A week or so ago I was having a one-on-one coaching session with a client. We had some real breakthroughs and had covered many of the things that his boss wanted me to work with him on. We still had half of our time left and so I asked him if there was anything that he specifically wanted to work on. He asked me about getting more done in a shorter period of time. That lead to how to set goals for the short run, as well as the Big Audacious Goals in business and life. We had a very interesting conversation, so I thought I would share.
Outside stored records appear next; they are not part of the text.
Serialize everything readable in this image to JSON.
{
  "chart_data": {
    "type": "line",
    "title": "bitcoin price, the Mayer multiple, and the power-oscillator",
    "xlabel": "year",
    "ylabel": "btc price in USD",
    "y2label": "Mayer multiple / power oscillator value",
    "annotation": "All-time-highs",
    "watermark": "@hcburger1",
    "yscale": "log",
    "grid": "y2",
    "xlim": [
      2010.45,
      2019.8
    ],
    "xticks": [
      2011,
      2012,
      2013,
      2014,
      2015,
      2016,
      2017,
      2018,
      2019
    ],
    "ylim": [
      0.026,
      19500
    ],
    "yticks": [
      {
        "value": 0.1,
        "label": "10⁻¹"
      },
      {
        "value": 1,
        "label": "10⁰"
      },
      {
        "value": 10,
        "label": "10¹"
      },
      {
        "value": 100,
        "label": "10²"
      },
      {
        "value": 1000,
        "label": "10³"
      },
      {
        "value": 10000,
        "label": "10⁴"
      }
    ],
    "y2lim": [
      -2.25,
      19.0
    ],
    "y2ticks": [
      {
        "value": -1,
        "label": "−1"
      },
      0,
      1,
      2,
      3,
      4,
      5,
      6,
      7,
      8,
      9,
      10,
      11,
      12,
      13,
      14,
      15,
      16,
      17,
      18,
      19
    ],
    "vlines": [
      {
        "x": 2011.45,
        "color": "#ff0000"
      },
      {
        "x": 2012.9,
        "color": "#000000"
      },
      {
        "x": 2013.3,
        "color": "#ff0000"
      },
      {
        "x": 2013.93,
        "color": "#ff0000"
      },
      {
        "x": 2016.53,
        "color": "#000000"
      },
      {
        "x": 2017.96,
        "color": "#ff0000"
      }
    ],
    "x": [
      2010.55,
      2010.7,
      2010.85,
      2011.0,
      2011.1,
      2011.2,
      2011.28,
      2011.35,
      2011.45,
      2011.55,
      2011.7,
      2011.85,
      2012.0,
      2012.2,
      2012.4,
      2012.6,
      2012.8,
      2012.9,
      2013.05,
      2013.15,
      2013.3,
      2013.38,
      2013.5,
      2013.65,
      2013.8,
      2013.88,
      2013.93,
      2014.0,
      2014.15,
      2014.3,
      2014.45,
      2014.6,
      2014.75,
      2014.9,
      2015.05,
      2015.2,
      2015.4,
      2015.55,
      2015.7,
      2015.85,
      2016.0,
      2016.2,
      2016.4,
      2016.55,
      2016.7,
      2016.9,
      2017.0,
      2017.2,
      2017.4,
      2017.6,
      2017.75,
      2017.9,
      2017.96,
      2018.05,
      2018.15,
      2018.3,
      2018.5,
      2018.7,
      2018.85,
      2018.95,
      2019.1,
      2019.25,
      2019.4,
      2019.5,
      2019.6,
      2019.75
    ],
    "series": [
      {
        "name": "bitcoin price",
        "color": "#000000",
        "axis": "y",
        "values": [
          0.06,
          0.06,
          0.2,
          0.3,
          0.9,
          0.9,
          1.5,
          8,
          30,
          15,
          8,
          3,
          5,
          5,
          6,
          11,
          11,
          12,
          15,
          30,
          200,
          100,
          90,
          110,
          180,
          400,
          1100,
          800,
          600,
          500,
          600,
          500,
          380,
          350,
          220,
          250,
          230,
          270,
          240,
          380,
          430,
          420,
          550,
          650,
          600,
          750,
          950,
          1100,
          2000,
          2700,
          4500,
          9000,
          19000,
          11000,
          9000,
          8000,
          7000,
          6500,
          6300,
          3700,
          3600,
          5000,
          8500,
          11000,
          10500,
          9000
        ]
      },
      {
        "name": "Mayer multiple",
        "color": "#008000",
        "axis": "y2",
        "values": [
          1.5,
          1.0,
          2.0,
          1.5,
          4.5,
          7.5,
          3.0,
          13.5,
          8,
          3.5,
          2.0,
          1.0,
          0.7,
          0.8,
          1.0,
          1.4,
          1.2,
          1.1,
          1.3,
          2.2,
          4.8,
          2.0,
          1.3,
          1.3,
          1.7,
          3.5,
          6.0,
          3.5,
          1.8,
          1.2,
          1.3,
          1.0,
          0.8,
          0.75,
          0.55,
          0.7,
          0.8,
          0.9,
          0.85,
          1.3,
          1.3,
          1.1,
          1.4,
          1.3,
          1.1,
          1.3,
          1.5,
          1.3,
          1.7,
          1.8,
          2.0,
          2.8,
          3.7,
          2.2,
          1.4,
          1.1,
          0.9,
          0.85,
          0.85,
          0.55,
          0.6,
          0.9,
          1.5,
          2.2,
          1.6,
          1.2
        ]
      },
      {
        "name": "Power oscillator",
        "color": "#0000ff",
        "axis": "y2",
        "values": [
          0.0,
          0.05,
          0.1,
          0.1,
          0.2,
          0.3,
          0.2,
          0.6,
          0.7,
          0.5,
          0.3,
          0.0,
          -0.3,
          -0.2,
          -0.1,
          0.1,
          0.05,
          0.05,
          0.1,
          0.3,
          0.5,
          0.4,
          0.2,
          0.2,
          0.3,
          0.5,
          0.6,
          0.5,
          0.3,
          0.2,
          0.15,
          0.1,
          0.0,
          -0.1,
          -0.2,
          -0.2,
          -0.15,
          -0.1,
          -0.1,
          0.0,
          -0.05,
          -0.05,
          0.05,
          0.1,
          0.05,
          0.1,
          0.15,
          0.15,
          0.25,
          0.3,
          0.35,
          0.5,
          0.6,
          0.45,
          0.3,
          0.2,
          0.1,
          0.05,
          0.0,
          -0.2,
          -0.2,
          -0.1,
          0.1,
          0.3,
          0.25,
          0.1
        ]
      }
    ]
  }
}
The best place to start is with the Big Audacious Goal. What are your goals for your business/department/team? How do you want to grow? Where do you need to be? Or personally, where do you want to go? What do you want to do with your life? This process should take the lion’s share of your goal setting time. Really sit down and think about the answers to these questions and why you want to do them. Here is the secret that most people miss: the ‘why’ is more important than the ‘what.’
If you don’t have a strong enough ‘why’ than you will never do what is necessary to get to your ‘what.’ It is just that simple. You can do whatever you put your mind to, but if you do not have your ‘why’ to pull you through the tough times, you will never get there. If it is truly a Big Audacious Goal than it is going to take work, persistence and faith that your business or you can actually get there. Your ‘why’ should be strong enough to give you these three tools.
Now that you have your end goal in mind, start to work backwards. What steps are necessary in order to get to where you want to be? A very useful resource for this is someone who is already where you want to be, or who has taken their business where you want to go. Finding someone who can answer your questions about how they did it will give you a clear view of what it took for them to get to your goal. You might even get very lucky and find a mentor who can help guide you on your path.
There is the concern that you might not have access to someone who has gotten to where you want to be. Perhaps you want to grow a multinational corporation. Maybe you want to create a space flight organization. Maybe you want to be the President of the United States or a Billionaire. Another resource for you could be books and the internet. There are countless books on people who have made it to incredible positions in the world and they clearly lay out how they got there and the pitfalls and challenges that they had along the way.
Once you have started to view a path you then come to setting a more concrete goal or set of goals. Think out six months to one year in the future and decide on realistic goals that you can set to accomplish in that time frame. These goals should have some very distinctive characteristics. They should be specific, measurable, achievable, results driven and time sensitive. The more eagle-eyed among you will notice this creates the acronym for SMART goals.
Finally, the most important step is to write both your Big Audacious Goal and your six month to one year goal down and put it somewhere that you see every day. That way you have to notice it and think about it every day. Earl Nightengale said, “We are what we think about.” If you make yourself think about your goal every single day than you simply cannot help but achieve. Put it on your desk at work, tape it to your bathroom mirror or put it on your dresser. Just make sure that you see it every day.
My wife and I sat down in August of 2010 and did this with each other. We came up with two main goals for our personal financial life. Our Big Audacious Goal was to have twice as much passive income as we had expenses by August 17th, 2020 so that we could choose whether or not we wanted to work. Our one year goal was to purchase our first rental property and have it producing income by August 17th, 2011.
My personal ‘why’ for doing this was my desire for time-control. I want to be able to say where I should be and when I should be there. I want to be able to spend as much time with my wife and kids as I want, and I don’t want a job telling me when I can and cannot do that. I want to see family and friends. I did a lot of soul searching to get to this conclusion and it is a very strong conviction for me.
Now let’s see if our one year goal passed the test for being a SMART goal. It is specific because it is about one area of my life: my financial life. It is measurable in that we said we would have ONE property. All I need to achieve this goal is one property. If I have that, then I have achieved this goal and can work on creating the next goal. Is it achievable? My wife and I had already focused on building capital and educating ourselves. We honestly did not know how to do it, or what all would be involved in it, but we felt it was an achievable goal. Results driven? Yes, we focused on the result or the outcome: buying a property. We did not focus on the activities necessary to get there: talk with people, study, save capital, look at houses, set up a business entity, etc. All of those things are involved in what we decided, but the only thing we focused on for our goal was the result or outcome. Time sensitive? We said our goal was to be achieved by August 17th, 2011. This is one year from when we wrote this goal down on paper.
We did not know everything that was necessary in order to achieve this goal when we decided on it. We did not even know where to go to get the information at the time. Having the goal to focus on made us go out and figure it out. You do not need to know how you are going to get there. You just need to set a specific there to get to.
As of December 22nd, 2011 my wife and I bought our first investment property. It took us longer than we had first guessed it would. But if we had not focused our attention on it, it might never have happened. We are already discussing what we want our goal for the next year to be. I am excited to aim bigger and see how much we can get done through focused goal setting.